Ты даже не догадываешься, как много. Я хочу тебя всего обласкать, хочу целовать твою плоть, хочу втирать в твое прекрасное тело благовонные масла и слышать, как ты стонешь от удовольствия, подумала она.
— На обед Одри приготовила стейк и салат, — сама не зная зачем произнесла она.
— О нет! Не могу даже думать о еде.
— А ты не думай о ней. Просто поешь — и все.
— Как ты любишь отдавать распоряжения…
— Кто-то же должен это делать, иначе все будет стоять на месте.
— А почему, собственно, все должно прийти в движение?

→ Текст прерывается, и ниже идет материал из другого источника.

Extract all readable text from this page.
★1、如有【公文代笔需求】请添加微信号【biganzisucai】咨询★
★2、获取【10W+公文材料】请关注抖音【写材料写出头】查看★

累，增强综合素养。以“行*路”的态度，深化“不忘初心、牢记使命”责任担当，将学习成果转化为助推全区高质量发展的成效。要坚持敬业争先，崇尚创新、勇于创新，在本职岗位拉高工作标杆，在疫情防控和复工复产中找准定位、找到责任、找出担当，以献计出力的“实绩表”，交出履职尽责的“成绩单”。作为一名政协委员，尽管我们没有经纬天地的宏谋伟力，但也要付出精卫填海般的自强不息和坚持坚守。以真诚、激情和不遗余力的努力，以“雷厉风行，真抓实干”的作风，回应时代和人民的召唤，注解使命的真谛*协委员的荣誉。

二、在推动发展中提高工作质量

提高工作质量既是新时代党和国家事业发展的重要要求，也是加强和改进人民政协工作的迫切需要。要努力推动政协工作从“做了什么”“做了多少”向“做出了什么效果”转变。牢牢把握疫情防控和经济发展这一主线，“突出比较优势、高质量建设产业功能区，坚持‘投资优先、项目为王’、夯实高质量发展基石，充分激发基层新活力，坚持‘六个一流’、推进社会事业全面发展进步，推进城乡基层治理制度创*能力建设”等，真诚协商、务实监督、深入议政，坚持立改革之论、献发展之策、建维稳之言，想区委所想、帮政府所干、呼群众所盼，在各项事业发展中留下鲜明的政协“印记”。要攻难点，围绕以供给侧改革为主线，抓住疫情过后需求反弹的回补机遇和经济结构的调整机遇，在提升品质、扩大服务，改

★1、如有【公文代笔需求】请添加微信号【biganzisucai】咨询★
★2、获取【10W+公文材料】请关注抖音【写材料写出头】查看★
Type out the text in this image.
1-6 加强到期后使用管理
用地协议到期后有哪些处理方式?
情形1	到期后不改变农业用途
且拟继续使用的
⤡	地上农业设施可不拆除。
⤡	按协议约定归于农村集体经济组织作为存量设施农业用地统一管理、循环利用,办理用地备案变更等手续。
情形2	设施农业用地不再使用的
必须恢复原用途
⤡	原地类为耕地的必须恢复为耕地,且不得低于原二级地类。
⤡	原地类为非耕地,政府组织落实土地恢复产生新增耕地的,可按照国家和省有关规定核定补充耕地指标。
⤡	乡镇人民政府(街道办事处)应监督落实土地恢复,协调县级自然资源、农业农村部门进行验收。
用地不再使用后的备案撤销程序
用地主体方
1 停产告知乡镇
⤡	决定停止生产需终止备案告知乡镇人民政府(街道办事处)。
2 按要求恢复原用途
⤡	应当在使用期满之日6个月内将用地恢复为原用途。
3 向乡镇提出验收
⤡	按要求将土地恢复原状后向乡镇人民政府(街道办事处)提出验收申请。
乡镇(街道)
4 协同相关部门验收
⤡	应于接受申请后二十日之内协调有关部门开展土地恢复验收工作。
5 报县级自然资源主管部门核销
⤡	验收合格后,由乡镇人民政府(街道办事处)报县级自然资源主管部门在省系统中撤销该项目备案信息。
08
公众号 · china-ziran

— Ну, Кристофер, не начинай снова этот разговор. Ты так дорожишь своей свободой на этом острове? А от чего ты свободен? От предрассудков, от людской молвы, от обязанностей и обязательств? Наивно думать, что это так… Но разве тебе не приходится дисциплинировать себя, чтобы писать книгу? Иначе твой труд не сдвинется с места, не правда ли?
— Это совсем другое дело.
— Почему другое?
— Потому что я сам выбрал это занятие. Оно доставляет мне удовольствие, и никто меня не принуждает этим заниматься…
— Ты счастливчик, раз так. Но вспомни те времена, когда ты был беден. У тебя не было выбора: чтобы выжить, ты должен был работать, а этот процесс уж точно подразумевает, что кто-то отдает приказы, а кто-то их выполняет.
— Какой у тебя острый язычок, Лиззи. Я бы предпочел, чтобы ты его использовала для других, более приятных вещей, вместо того чтобы пытаться выставить меня дураком.
От его намека Элизабет залилась краской. Кристофер удивленно посмотрел на нее.
— Только, пожалуйста, не говори мне, что этого ты тоже никогда не делала. Я, конечно, доверчив, но не настолько.
Ей не хотелось отвечать на его циничную реплику.
— Думай, что хочешь. Это тоже твое право, — равнодушно бросила она, отвернувшись в сторону.
— Ладно, прости. Не обижайся. Я тебе верю. Не так легко привыкнуть к тому, что ты и та женщина, которой я представлял тебя еще вчера утром, — два разных персонажа в нашей пьесе. — Он протянул к ней руку и нежно провел ладонью по щеке. — Мне очень нравится все, что я в тебе открываю.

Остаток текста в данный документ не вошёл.